Hafrich shouts that he should return to the barrack, but the man keeps going. “Don’t be a coward,” the prisoner yells, as he walks toward the electric fence. “When he grabbed the wire,” Hafrich said, “I shot him, as ordered.”

It is shortly after 9 p.m. The man at the fence is dead. His body stiffened as he was jumping. The left leg is almost horizontal in the trip wire, and the right leg is bent. The body is left in this position for a considerable amount of time. It’s a sensitive case for camp commandant Anton Kaindl, who has notified the Reich Security Main Office in Berlin. When an SS officer and two professors arrive the next day, the dead man is photographed, lifted out of the barbed wire and taken to the camp crematorium. The coroners examine the body. In their report, they write that a bullet entered the head four centimeters behind the right ear and shattered the skull. But according to their assessment, the victim had already died after being electrocuted by the high-voltage fence. The body is cremated on the spot, and the urn is sent to the Reich Security Main Office along with the investigative report and the death certificate.
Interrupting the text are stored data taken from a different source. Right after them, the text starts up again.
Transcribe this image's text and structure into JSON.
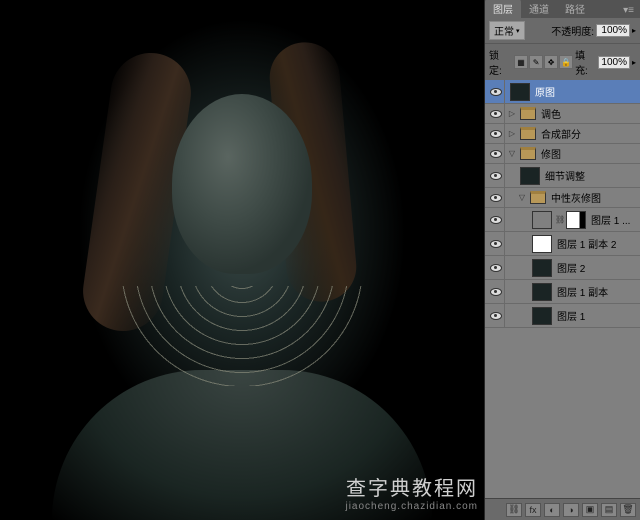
{
  "tabs": {
    "layers": "图层",
    "channels": "通道",
    "paths": "路径"
  },
  "options": {
    "blend_mode": "正常",
    "opacity_label": "不透明度:",
    "opacity_value": "100%",
    "lock_label": "锁定:",
    "fill_label": "填充:",
    "fill_value": "100%"
  },
  "layers": [
    {
      "name": "原图",
      "selected": true,
      "indent": 0,
      "thumb": "img"
    },
    {
      "name": "调色",
      "indent": 0,
      "type": "group",
      "open": false
    },
    {
      "name": "合成部分",
      "indent": 0,
      "type": "group",
      "open": false
    },
    {
      "name": "修图",
      "indent": 0,
      "type": "group",
      "open": true
    },
    {
      "name": "细节调整",
      "indent": 1,
      "thumb": "img"
    },
    {
      "name": "中性灰修图",
      "indent": 1,
      "type": "group",
      "open": true
    },
    {
      "name": "图层 1 ...",
      "indent": 2,
      "thumb": "gray",
      "mask": true,
      "linked": true
    },
    {
      "name": "图层 1 副本 2",
      "indent": 2,
      "thumb": "white"
    },
    {
      "name": "图层 2",
      "indent": 2,
      "thumb": "img"
    },
    {
      "name": "图层 1 副本",
      "indent": 2,
      "thumb": "img"
    },
    {
      "name": "图层 1",
      "indent": 2,
      "thumb": "img"
    }
  ],
  "watermark": {
    "main": "查字典教程网",
    "sub": "jiaocheng.chazidian.com"
  }
}
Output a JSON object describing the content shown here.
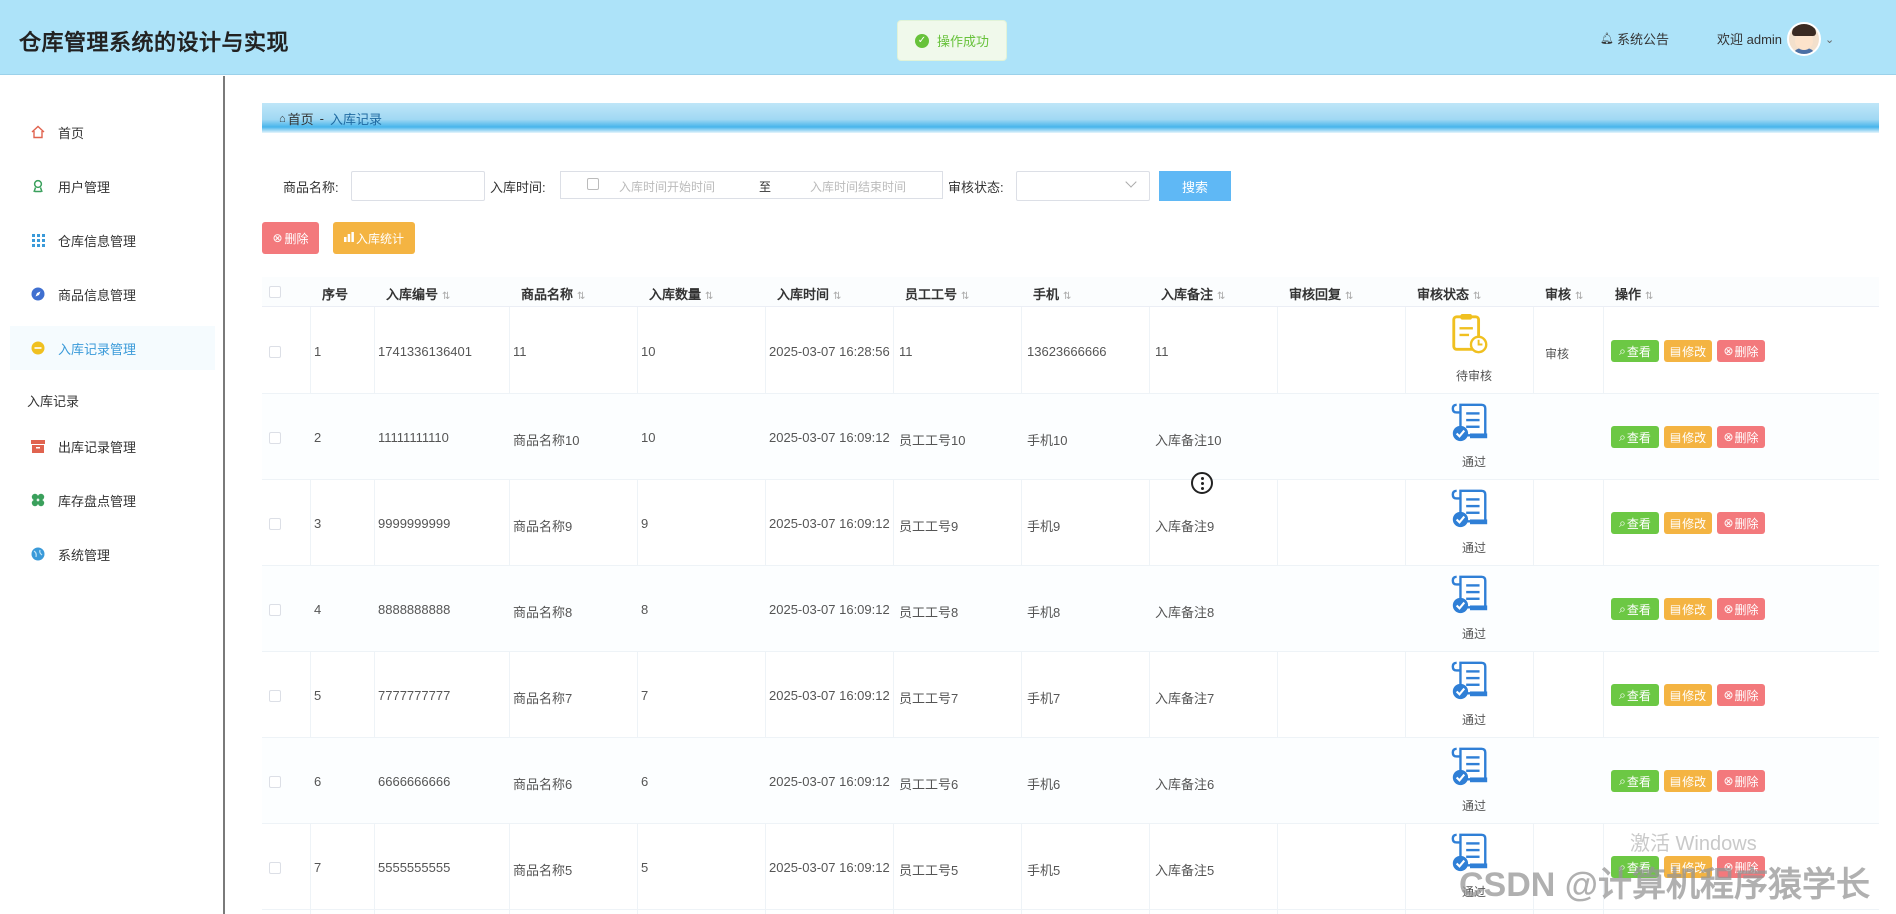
{
  "app": {
    "title": "仓库管理系统的设计与实现"
  },
  "toast": {
    "text": "操作成功"
  },
  "header": {
    "notice_label": "系统公告",
    "welcome_label": "欢迎 admin"
  },
  "sidebar": {
    "items": [
      {
        "label": "首页",
        "icon": "home-icon",
        "color": "#e0634f"
      },
      {
        "label": "用户管理",
        "icon": "user-icon",
        "color": "#3aa05c"
      },
      {
        "label": "仓库信息管理",
        "icon": "grid-icon",
        "color": "#3a9ad9"
      },
      {
        "label": "商品信息管理",
        "icon": "compass-icon",
        "color": "#3f6fd0"
      },
      {
        "label": "入库记录管理",
        "icon": "circle-icon",
        "color": "#f0c020"
      },
      {
        "label": "出库记录管理",
        "icon": "archive-icon",
        "color": "#e0634f"
      },
      {
        "label": "库存盘点管理",
        "icon": "clover-icon",
        "color": "#3aa05c"
      },
      {
        "label": "系统管理",
        "icon": "globe-icon",
        "color": "#3a9ad9"
      }
    ],
    "sub_item": "入库记录"
  },
  "breadcrumb": {
    "home": "首页",
    "separator": "-",
    "current": "入库记录"
  },
  "search": {
    "name_label": "商品名称:",
    "name_value": "",
    "time_label": "入库时间:",
    "start_placeholder": "入库时间开始时间",
    "range_separator": "至",
    "end_placeholder": "入库时间结束时间",
    "status_label": "审核状态:",
    "status_value": "",
    "search_button": "搜索"
  },
  "toolbar": {
    "delete_label": "删除",
    "stats_label": "入库统计"
  },
  "table": {
    "columns": [
      "序号",
      "入库编号",
      "商品名称",
      "入库数量",
      "入库时间",
      "员工工号",
      "手机",
      "入库备注",
      "审核回复",
      "审核状态",
      "审核",
      "操作"
    ],
    "rows": [
      {
        "no": "1",
        "code": "1741336136401",
        "name": "11",
        "qty": "10",
        "time": "2025-03-07 16:28:56",
        "emp": "11",
        "phone": "13623666666",
        "remark": "11",
        "reply": "",
        "status": "待审核",
        "status_kind": "pending",
        "audit": "审核"
      },
      {
        "no": "2",
        "code": "11111111110",
        "name": "商品名称10",
        "qty": "10",
        "time": "2025-03-07 16:09:12",
        "emp": "员工工号10",
        "phone": "手机10",
        "remark": "入库备注10",
        "reply": "",
        "status": "通过",
        "status_kind": "passed",
        "audit": ""
      },
      {
        "no": "3",
        "code": "9999999999",
        "name": "商品名称9",
        "qty": "9",
        "time": "2025-03-07 16:09:12",
        "emp": "员工工号9",
        "phone": "手机9",
        "remark": "入库备注9",
        "reply": "",
        "status": "通过",
        "status_kind": "passed",
        "audit": ""
      },
      {
        "no": "4",
        "code": "8888888888",
        "name": "商品名称8",
        "qty": "8",
        "time": "2025-03-07 16:09:12",
        "emp": "员工工号8",
        "phone": "手机8",
        "remark": "入库备注8",
        "reply": "",
        "status": "通过",
        "status_kind": "passed",
        "audit": ""
      },
      {
        "no": "5",
        "code": "7777777777",
        "name": "商品名称7",
        "qty": "7",
        "time": "2025-03-07 16:09:12",
        "emp": "员工工号7",
        "phone": "手机7",
        "remark": "入库备注7",
        "reply": "",
        "status": "通过",
        "status_kind": "passed",
        "audit": ""
      },
      {
        "no": "6",
        "code": "6666666666",
        "name": "商品名称6",
        "qty": "6",
        "time": "2025-03-07 16:09:12",
        "emp": "员工工号6",
        "phone": "手机6",
        "remark": "入库备注6",
        "reply": "",
        "status": "通过",
        "status_kind": "passed",
        "audit": ""
      },
      {
        "no": "7",
        "code": "5555555555",
        "name": "商品名称5",
        "qty": "5",
        "time": "2025-03-07 16:09:12",
        "emp": "员工工号5",
        "phone": "手机5",
        "remark": "入库备注5",
        "reply": "",
        "status": "通过",
        "status_kind": "passed",
        "audit": ""
      }
    ],
    "actions": {
      "view": "查看",
      "edit": "修改",
      "delete": "删除"
    }
  },
  "watermarks": {
    "windows": "激活 Windows",
    "csdn": "CSDN @计算机程序猿学长"
  },
  "colors": {
    "header_bg": "#ade3f9",
    "accent": "#5fb8f5",
    "success": "#67c23a",
    "warning": "#f4b442",
    "danger": "#f3797c",
    "view": "#6cc844"
  }
}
Eight days later, Foreign Minister Joachim von Ribbentrop receives a matter of “secret Reich business” from SS chief Heinrich Himmler. It reads: “Dear Ribbentrop, please find enclosed a report on the fact that prisoner of war Yakov Dzhugashvili, son of Stalin, was shot to death during an attempted escape at Special Camp A in Sachsenhausen, near Oranienburg.”